バ科学者のノート 2冊目

小説をただひたすらに書いていく

44 黒い怪物

 鍔競り合い。怪物の牙と、人間の凶器。
 数を絞ってきたとはいえ、先方の数の多さも予想していなかった。
「進めないっすよ、こんなのぉ!」
「いたるところに何かを仕掛けているということか。でも、無暗に武器庫も展開できないな」
「元を叩くしかないかもしれないね……」
浩太は眼前の五月を見据える。彼は指をはじきながらこちらを見下ろしている。

 

「ち、しゃあねぇ。おい、カワウチ!」
「はいっす!」
「いったん引け! 俺の後ろにつくんだ!」
剣を取り出しながら田辺は言う。
「何言うんすか! そんなことできないっす!」
「違う、戦闘から引けと言ってるわけじゃない。
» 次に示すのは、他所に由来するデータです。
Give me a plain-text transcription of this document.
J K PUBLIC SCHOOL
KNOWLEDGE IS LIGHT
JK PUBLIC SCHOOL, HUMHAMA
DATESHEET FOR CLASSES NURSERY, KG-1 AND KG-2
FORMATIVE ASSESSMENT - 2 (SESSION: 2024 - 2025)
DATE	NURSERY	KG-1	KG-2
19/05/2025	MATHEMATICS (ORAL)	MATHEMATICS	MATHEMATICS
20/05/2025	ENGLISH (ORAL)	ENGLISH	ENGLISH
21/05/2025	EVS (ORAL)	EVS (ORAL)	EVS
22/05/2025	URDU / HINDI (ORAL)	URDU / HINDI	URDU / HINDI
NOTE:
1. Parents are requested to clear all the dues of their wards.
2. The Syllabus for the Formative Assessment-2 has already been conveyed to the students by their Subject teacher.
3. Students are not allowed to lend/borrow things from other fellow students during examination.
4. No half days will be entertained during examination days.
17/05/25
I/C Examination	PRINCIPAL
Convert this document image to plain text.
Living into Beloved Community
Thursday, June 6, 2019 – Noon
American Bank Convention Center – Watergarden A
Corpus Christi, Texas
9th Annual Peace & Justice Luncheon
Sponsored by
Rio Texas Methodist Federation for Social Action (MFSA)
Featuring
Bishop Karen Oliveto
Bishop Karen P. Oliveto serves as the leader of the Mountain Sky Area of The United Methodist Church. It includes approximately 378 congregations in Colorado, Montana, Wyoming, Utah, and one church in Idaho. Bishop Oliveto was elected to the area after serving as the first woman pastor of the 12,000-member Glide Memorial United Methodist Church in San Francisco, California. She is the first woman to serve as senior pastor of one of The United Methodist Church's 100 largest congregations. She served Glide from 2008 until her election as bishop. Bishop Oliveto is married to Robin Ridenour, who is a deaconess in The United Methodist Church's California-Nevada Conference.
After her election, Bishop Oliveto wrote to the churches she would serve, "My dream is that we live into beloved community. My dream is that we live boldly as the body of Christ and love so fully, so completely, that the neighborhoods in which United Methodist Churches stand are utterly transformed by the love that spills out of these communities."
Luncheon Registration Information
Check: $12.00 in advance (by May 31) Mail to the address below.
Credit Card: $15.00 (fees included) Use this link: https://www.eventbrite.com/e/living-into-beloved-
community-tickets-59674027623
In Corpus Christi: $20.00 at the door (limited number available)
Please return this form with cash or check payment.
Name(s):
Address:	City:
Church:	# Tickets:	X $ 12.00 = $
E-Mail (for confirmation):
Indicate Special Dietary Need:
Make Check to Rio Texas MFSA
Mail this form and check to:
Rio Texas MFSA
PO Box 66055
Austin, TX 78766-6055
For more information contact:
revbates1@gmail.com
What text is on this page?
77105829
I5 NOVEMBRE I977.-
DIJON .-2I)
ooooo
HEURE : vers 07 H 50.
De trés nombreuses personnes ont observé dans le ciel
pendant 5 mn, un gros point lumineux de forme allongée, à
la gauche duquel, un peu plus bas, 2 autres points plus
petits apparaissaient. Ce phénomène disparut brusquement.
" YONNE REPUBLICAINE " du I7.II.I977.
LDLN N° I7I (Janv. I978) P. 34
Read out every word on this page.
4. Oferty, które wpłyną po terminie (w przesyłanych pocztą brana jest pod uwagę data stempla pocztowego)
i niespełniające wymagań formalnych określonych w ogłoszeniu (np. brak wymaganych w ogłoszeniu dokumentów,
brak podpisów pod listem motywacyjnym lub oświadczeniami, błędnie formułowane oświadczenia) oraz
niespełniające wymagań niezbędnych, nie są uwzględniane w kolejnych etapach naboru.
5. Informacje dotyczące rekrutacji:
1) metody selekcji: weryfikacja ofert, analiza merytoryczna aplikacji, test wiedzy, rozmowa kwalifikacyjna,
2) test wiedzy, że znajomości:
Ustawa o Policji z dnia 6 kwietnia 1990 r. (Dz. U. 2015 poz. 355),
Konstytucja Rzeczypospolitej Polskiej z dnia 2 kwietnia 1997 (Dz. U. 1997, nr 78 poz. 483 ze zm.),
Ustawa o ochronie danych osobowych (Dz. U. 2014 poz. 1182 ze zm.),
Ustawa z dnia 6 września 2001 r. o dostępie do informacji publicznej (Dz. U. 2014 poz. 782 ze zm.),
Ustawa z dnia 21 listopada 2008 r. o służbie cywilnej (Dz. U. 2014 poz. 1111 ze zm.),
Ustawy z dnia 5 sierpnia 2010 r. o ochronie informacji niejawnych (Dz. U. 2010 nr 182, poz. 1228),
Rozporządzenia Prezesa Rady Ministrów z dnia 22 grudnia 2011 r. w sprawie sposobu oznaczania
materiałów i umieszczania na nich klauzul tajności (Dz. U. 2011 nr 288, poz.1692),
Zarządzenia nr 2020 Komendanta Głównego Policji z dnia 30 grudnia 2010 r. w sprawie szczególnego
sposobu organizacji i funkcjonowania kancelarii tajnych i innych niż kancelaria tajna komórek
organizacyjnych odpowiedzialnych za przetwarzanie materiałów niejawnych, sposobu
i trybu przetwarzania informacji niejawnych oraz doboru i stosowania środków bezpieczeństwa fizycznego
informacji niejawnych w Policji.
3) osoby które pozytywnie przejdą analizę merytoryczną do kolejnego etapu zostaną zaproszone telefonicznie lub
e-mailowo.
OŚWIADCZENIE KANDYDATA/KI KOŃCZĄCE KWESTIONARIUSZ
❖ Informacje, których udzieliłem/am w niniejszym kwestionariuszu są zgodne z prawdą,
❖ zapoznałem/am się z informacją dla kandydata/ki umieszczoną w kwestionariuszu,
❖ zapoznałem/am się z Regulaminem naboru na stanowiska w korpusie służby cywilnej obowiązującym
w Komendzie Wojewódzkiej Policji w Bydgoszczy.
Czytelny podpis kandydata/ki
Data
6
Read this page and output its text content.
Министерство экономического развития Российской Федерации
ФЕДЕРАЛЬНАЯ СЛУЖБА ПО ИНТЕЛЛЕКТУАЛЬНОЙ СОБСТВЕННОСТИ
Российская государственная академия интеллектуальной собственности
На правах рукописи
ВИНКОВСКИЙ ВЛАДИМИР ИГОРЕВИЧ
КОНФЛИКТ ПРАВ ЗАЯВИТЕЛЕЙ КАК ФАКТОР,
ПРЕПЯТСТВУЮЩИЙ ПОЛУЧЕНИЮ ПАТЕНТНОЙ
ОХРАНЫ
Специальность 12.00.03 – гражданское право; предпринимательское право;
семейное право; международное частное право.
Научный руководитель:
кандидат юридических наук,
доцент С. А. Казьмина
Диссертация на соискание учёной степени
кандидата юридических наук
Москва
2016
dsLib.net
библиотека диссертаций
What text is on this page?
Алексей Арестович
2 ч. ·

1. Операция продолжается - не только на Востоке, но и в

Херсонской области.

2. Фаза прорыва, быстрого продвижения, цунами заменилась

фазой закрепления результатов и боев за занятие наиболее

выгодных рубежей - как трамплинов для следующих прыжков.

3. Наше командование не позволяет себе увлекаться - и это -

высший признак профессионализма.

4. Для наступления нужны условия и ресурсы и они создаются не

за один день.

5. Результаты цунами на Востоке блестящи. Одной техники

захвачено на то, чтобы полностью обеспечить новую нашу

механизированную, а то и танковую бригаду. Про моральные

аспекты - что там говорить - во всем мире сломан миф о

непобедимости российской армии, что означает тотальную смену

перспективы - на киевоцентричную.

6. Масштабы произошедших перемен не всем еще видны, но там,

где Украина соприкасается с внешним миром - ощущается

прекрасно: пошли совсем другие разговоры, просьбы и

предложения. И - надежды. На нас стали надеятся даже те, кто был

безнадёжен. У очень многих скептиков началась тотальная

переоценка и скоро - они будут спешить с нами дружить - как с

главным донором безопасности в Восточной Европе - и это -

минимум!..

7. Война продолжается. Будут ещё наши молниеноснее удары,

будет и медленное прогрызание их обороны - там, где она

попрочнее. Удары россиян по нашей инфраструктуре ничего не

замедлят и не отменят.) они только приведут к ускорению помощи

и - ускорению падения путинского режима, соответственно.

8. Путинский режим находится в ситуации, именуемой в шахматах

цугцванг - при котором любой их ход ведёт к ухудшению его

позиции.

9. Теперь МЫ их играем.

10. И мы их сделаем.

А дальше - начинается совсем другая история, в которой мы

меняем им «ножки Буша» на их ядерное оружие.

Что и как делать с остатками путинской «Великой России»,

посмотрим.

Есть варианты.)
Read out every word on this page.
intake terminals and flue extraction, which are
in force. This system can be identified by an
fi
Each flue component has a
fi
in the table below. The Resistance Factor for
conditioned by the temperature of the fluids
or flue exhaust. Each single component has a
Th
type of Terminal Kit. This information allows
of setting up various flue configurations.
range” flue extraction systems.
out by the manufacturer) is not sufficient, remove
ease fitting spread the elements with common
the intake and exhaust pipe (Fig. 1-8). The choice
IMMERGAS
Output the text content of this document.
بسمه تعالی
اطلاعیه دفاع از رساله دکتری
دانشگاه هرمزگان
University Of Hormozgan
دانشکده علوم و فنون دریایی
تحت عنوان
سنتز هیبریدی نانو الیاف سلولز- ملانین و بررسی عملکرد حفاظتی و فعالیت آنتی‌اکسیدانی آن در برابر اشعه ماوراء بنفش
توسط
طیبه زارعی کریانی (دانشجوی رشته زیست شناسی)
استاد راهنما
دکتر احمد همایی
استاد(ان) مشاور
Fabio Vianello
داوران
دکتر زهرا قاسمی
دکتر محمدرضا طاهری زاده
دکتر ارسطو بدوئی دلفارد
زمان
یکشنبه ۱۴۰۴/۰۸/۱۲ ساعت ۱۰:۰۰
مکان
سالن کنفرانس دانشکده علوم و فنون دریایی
後ろに下がって周囲の音に集中しろ。手掛かりがつかめるかもしれねぇ」
「なるほど、それなら」
『させないよ』
黒い怪物が二人に迫る。大口を開いて牙をむいた瞬間、その頭が無残にもはじけ飛んだ。拳銃を構えていた石川が助太刀に入ったのだ。
「田辺、『銃の間』のカギを寄こせ。あの数が一気にこっちに来られたらお前ら二人じゃどうしようもねぇだろ」
「わりぃ、任せる」
田辺の手のひらから放り出された光を石川は受け取る。瞬間、彼の周囲に銃器が立ち並ぶ。
「カワウチ、うるさくなるがやれるか」
「なめないでほしいっす! あたしは、この怪物を倒して「一人前」になるんす!」
「……上等だ」

 

 際限なく生み出される怪物も、端から端までたちどころに銃弾と剣によってかき消される。少し前線を押すことができるようになってきた。
『手数が増えたくらいで有利になったと思わないことだよ。「四凶獣」の魔力は無尽蔵だ。よほどのことでは倒れない』
「だろうな。そりゃこっちも実感してるよ。けどよ、ここでお前ら超えなきゃ「神様」じゃねぇんだ、俺たち」
「……「かみ」?」
ふとカワウチがつぶやく。五月の視線がそちらを向いた。
「田辺さん、「かみ」っす。「紙」の音が、ここにないのに聞こえるっす!」
五月の目に初めて動揺の色が浮かんだ。それを見逃さなかった田辺が笑う。
「なるほどな! 石川、『銃の間』に火炎放射器を仕舞っている! 使え!」
「了解!」
石川の指揮に合わせて放たれる炎に怪物が身もだえる。五月は抱えていた鞄からスケッチブックを取り出して放り投げた。瞬間、真っ黒に塗られたページが膨らみ、いままで対峙していた怪物が生み出される。
『後方を止めろ! 急げ!』

 

怪物の標的が三人に集中する。五月は忘れていた。
 敵は、炎だけではないことを。
『うわっ!?』
五月の身体に絡みつく鎖。後ろに気を引いている間に華村と浩太が怪物を抜いて射程に入っていたのだ。
「浩太さん!」
怪物が戻る余裕はない。浩太は拳を握りしめ、五月に肉薄した。

 

 五月の肩口から、拳ほどの怪物が牙をむいた。